Despite this, Northland Māori responded to 19th-century policies with a renewed effort to assert their tino rangatiratanga, including through regional parliaments at Waitangi and Ōrākei, as well as helping to lead attempts to establish the Kotahitanga parliament in the 1890s. But these attempts were often ignored, rejected or shut down by the Crown.
“The tribunal found that this was a historically unique opportunity to make provision in New Zealand’s constitutional arrangements for Māori tino rangatiratanga at a national level,” it said.
Te Paparahi o te Raki was one of the largest Waitangi Tribunal claims ever heard, the combination of hundreds of claims brought by whānau, hapū and iwi of Northland. Dozens of hearings took place over the past decade, with more than 500,000 pages of evidence being considered by the tribunal. Friday’s report comes more than five years after the last hearing was held.

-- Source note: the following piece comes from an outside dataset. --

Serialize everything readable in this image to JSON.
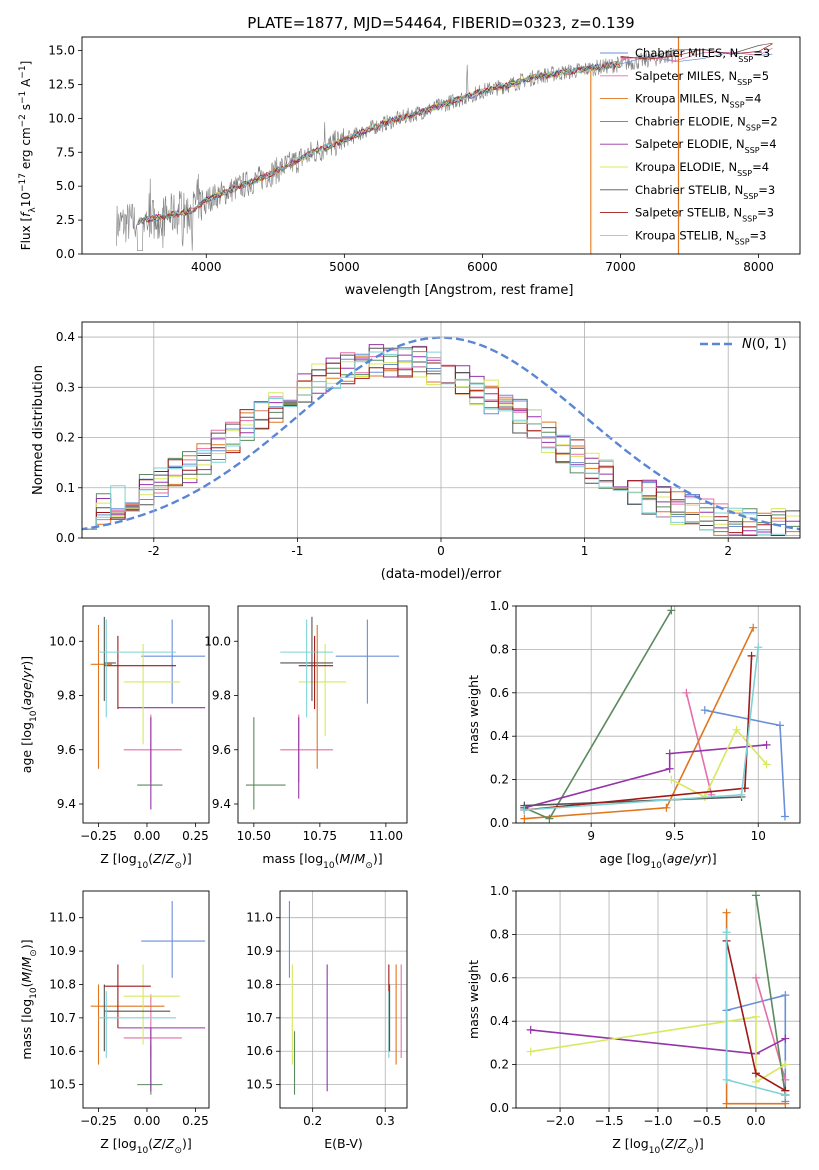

In 2010, Ngāpuhi - the country’s largest iwi - commenced hearings by asking the tribunal to examine the basis of the New Zealand Government’s authority to govern. Was sovereignty ceded, or was it usurped?
Central to the Ngāpuhi claim was He Whakaputanga, signed by rangatira in 1835, and whether it was that document that was the country’s founding parchment. Ngāpuhi argued that Te Tiriti o Waitangi did not revoke He Whakaputanga, which the Crown claimed. Rather, it confirmed it.
The tribunal made several recommendations, among them that the Crown acknowledge the Treaty agreement it entered into and apologise for its breaches. It also recommended that all Crown-owned land be returned to Te Raki Māori, as well as a range of other actions of redress.
But significantly, it recommended the Crown enter discussions to determine appropriate constitutional processes and institutions at the national, iwi, and hapū levels to recognise, respect and give effect to “Treaty rights” rather than principles.
“We have no doubt that this process will be challenging for the Crown,” Coxhead wrote. “But undertaking it in good faith is essential if the treaty partnership and the Crown’s own honour is to be restored.
“It is important that any proposed resolution to the claims involve the legislative and policy reform necessary to reset the relationship between tino rangatiratanga and kāwanatanga so that the promises of te Tiriti are realised.”
But any step towards that Treaty-based arrangement was likely to be difficult, with the Government this month announcing that work on co-governance (which differs from rangatiratanga) could be put on hold and that work on implementing the UN Declaration on the Rights of Indigenous Peoples, which New Zealand was one of the last countries to sign, would likely be delayed.